From the above, the antibacterial regenerated silk produced in the examples of the present invention has antibacterial and deodorant properties against Staphylococcus aureus and Escherichia coli.
Therefore, by combining the antibacterial regenerated silk produced in the examples of the present invention with a thermosetting or thermoplastic resin, a resin molded product having antibacterial and deodorizing properties against various bacteria is obtained. The obtained resin molded product can be applied to hygiene products and the like.
In addition, the antibacterial regenerated silk produced in the examples of the present invention has antibacterial properties even when antibacterial metal ions such as silver ions and inorganic fine particles are not added. The present invention does not exclude the addition of antibacterial metal ions such as silver ions or inorganic fine particles.
In the present invention, fibroin is dissolved and used, so that various forms of antibacterial regenerated silk such as film and sponge can be obtained as well as yarn.
In the present invention, since fibroin is dissolved and used, waste cocoons that cannot be used as silk thread can be effectively used as a raw material.

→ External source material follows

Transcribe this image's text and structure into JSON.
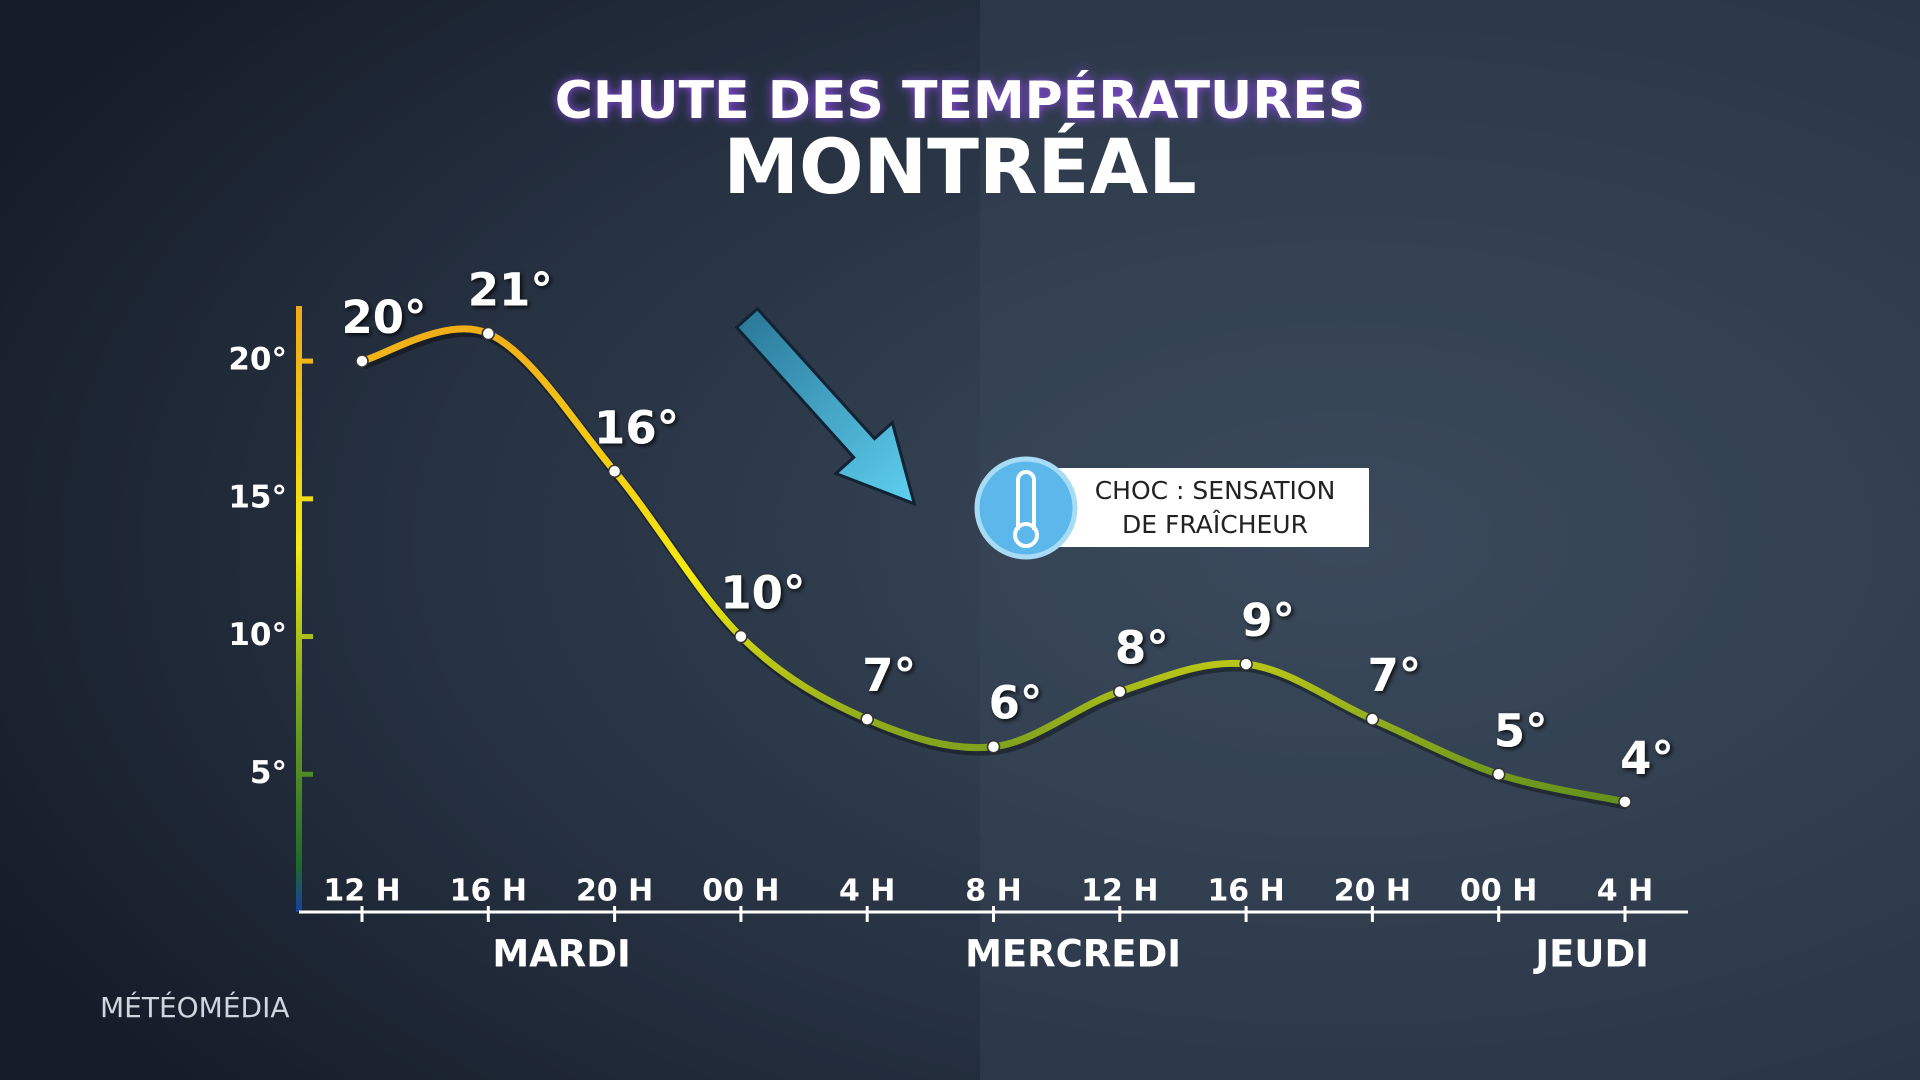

In addition, this invention is not limited to the said Example, In the range which does not deviate from the meaning of invention, it can change suitably and can be actualized.
For example, in the forming process of the filamentous recycled silk, the fiber strength of the filamentous recycled silk is improved by stretching the filamentous recycled silk by 2 to 3 times in the air and stretching.

Claims (7)

Water dissolution treatment for dissolving fibroin obtained from silk in an aqueous solution containing lithium salt to obtain an aqueous fibroin solution;
A desalting treatment for removing the lithium salt from the fibroin aqueous solution;
Drying treatment for drying the fibroin aqueous solution after the desalting treatment to obtain dry fibroin;
An organic dissolution treatment in which the dried fibroin is dissolved in a fluorine-based organic solvent to obtain a fibroin organic solution;
An antibacterial regenerated silk comprising: an antibacterial regenerated silk obtained by placing the fibroin organic solution in alcohol or evaporating the organic solvent from the fibroin organic solution to obtain a regenerated antibacterial silk by forming fibroin into a predetermined shape. Production method.   The method for producing antibacterial recycled silk according to claim 1, wherein the organic solvent is hexafluoroisopropanol.   The method for producing antibacterial regenerated silk according to claim 1 or 2, wherein the lithium salt is lithium thiocyanate.   The said drying process is a process by freeze-drying, The manufacturing method of the antibacterial reproduction | regeneration silk as described in any one of Claims 1-3.   The method for producing an antibacterial regenerated silk according to any one of claims 1 to 4, wherein the desalting treatment is a treatment by dialysis.   The said predetermined shape is a thread form or a film form, The manufacturing method of the antibacterial reproduction | regeneration silk as described in any one of Claims 1-5.   7. The silk according to claim 1, wherein the silk is obtained by a de-sericin treatment in which cocoons are added to treated water containing urea, mercaptoethanol, and tris (hydroxymethyl) aminomethane to dissolve and remove sericin. A method for producing an antibacterial recycled silk according to claim 1.